Series organisers are offering a competitor package that includes a prepaid debit card of $750 to assist with travel, tyres charged at $360 per tyre (with $30 from each purchase going into an end of season prize pool) and three races per round with 125 minutes of total track time at each round and live streaming coverage.

Classes will include Outright, Masters, Heritage (with original livery) and Invitational.

“We’re appealing to the owners of the era of cars that have been restored and want to run them but not race for sheep stations with the young guns in Super3,” says Atkin.

“We’ve had a lot of comment from the Australian 5 Litre Association guys that they are keen to run. Launching something new halfway through the year is difficult, so a first up grid of 10 to 12 cars would be a good result. I’m confident we can get 10 to 15 cars this year and look at fields of 20 next year.

“We were all set for Super3 for whole seasons in 2020 and 2021 and had brought tyres into the country when the category was a Kumho 17-inch control tyre and then Super3 was taken over by Supercars and converted to 18-inch Dunlops. 

“So, from a business point of view and having been involved with the third tier of V8s for over 10 years, we wanted to stay involved and this is the only way of doing it. Really the only alternative for us was to go to an alternative sanctioning body and create something new.

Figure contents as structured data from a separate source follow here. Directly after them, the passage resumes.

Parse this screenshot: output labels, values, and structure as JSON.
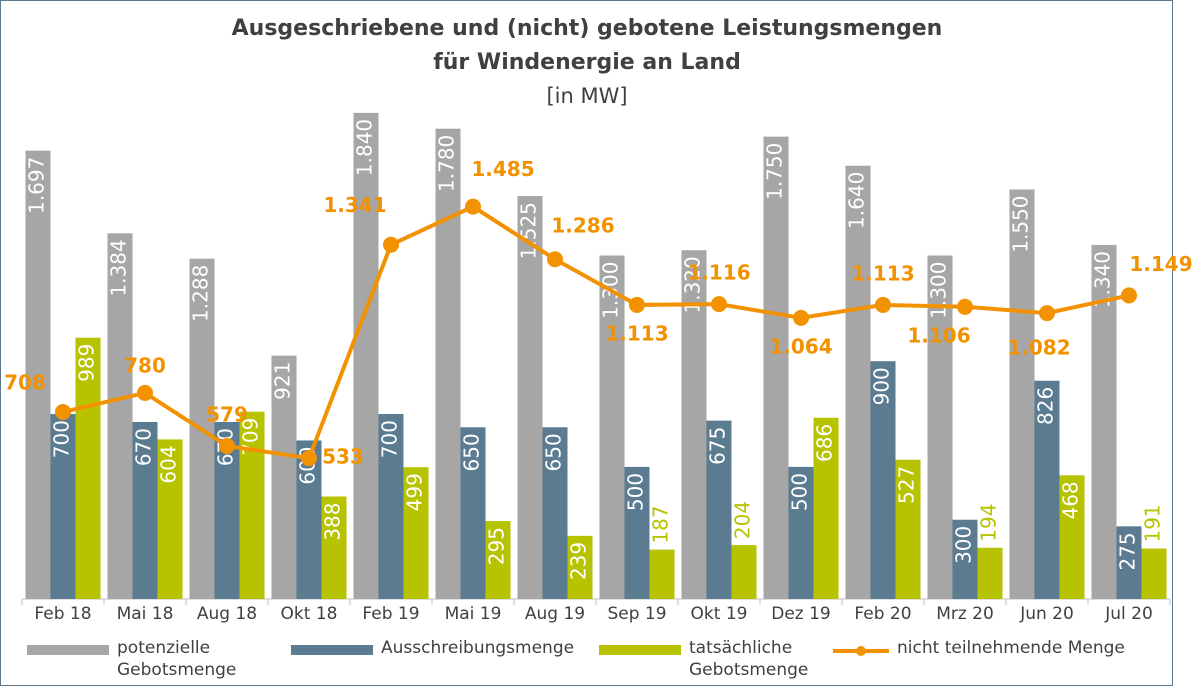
{
  "chart_data": {
    "type": "bar",
    "title": [
      "Ausgeschriebene und (nicht) gebotene Leistungsmengen",
      "für Windenergie an Land"
    ],
    "subtitle": "[in MW]",
    "categories": [
      "Feb 18",
      "Mai 18",
      "Aug 18",
      "Okt 18",
      "Feb 19",
      "Mai 19",
      "Aug 19",
      "Sep 19",
      "Okt 19",
      "Dez 19",
      "Feb 20",
      "Mrz 20",
      "Jun 20",
      "Jul 20"
    ],
    "ylim": [
      0,
      1900
    ],
    "series": [
      {
        "name": "potenzielle Gebotsmenge",
        "color": "#a6a6a6",
        "values": [
          1697,
          1384,
          1288,
          921,
          1840,
          1780,
          1525,
          1300,
          1320,
          1750,
          1640,
          1300,
          1550,
          1340
        ],
        "value_labels": [
          "1.697",
          "1.384",
          "1.288",
          "921",
          "1.840",
          "1.780",
          "1.525",
          "1.300",
          "1.320",
          "1.750",
          "1.640",
          "1.300",
          "1.550",
          "1.340"
        ]
      },
      {
        "name": "Ausschreibungsmenge",
        "color": "#5b7b90",
        "values": [
          700,
          670,
          670,
          600,
          700,
          650,
          650,
          500,
          675,
          500,
          900,
          300,
          826,
          275
        ]
      },
      {
        "name": "tatsächliche Gebotsmenge",
        "color": "#b7c300",
        "values": [
          989,
          604,
          709,
          388,
          499,
          295,
          239,
          187,
          204,
          686,
          527,
          194,
          468,
          191
        ]
      },
      {
        "name": "nicht teilnehmende Menge",
        "color": "#f39200",
        "type": "line",
        "values": [
          708,
          780,
          579,
          533,
          1341,
          1485,
          1286,
          1113,
          1116,
          1064,
          1113,
          1106,
          1082,
          1149
        ],
        "value_labels": [
          "708",
          "780",
          "579",
          "533",
          "1.341",
          "1.485",
          "1.286",
          "1.113",
          "1.116",
          "1.064",
          "1.113",
          "1.106",
          "1.082",
          "1.149"
        ]
      }
    ]
  }
}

“With Super3 now in the Supercars system, that doesn’t leave any business area for us to develop so we looked at it and said that this direction we’re going in is really appealing to the private car owners of the older cars, as opposed to the young emerging guns driving for established race organisations.

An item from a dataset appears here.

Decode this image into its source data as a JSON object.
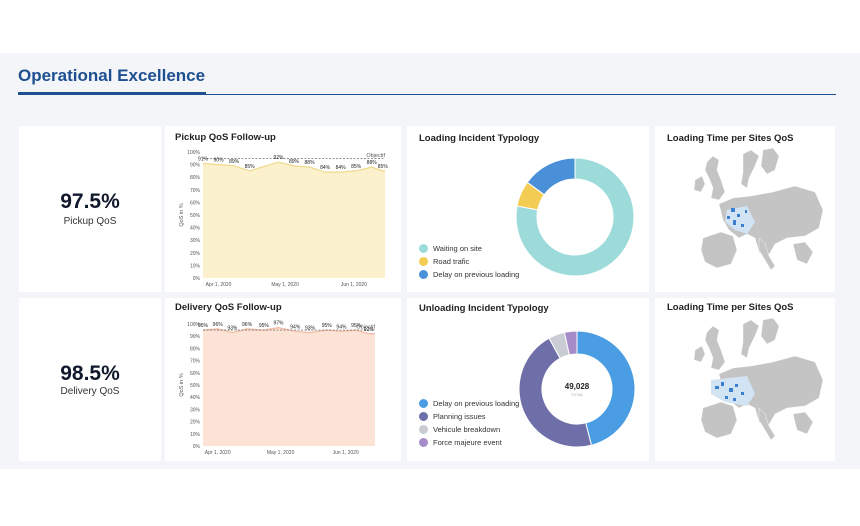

“We were using, with five or six rounds a season and testing, the best part of 1000 tyres a year, so that’s what I had ordered for 2020-21. With COVID we have to order so far in advance, so the tyres have arrived, and we’re got a season’s worth of them sitting in warehouses and no one to run on them.

“This is really a stop gap measure to get these cars on the track and using our 17-inch tyres. We will however be looking at a five or six round series in 2022 once we have established the category.”

One distinct difference is that the series will not have standing starts. Instead, it will have rolling starts for each of its races in a bid to cut down on the potential of start line accidents, a measure aimed at attracting more restored and Heritage class cars.

“That’s one of the reasons why we won’t have standing starts and have introduced rolling starts,” says Atkin.

“It reduces the risk of start line crashes more. With these totally restored cars that reduces the risk of people scratching them in a start line accident.”

Atkin says there has been current positive interest from prospective entrants including Andy Cantrell (ex-CAT FPR Falcon), Jason Foley (ex-Jim Beam DJR Falcon), Jamie McDonald (Pro-Duct Commodore VP) and Steve Langley (ex-Ellery Supercheap Auto Falcon BA).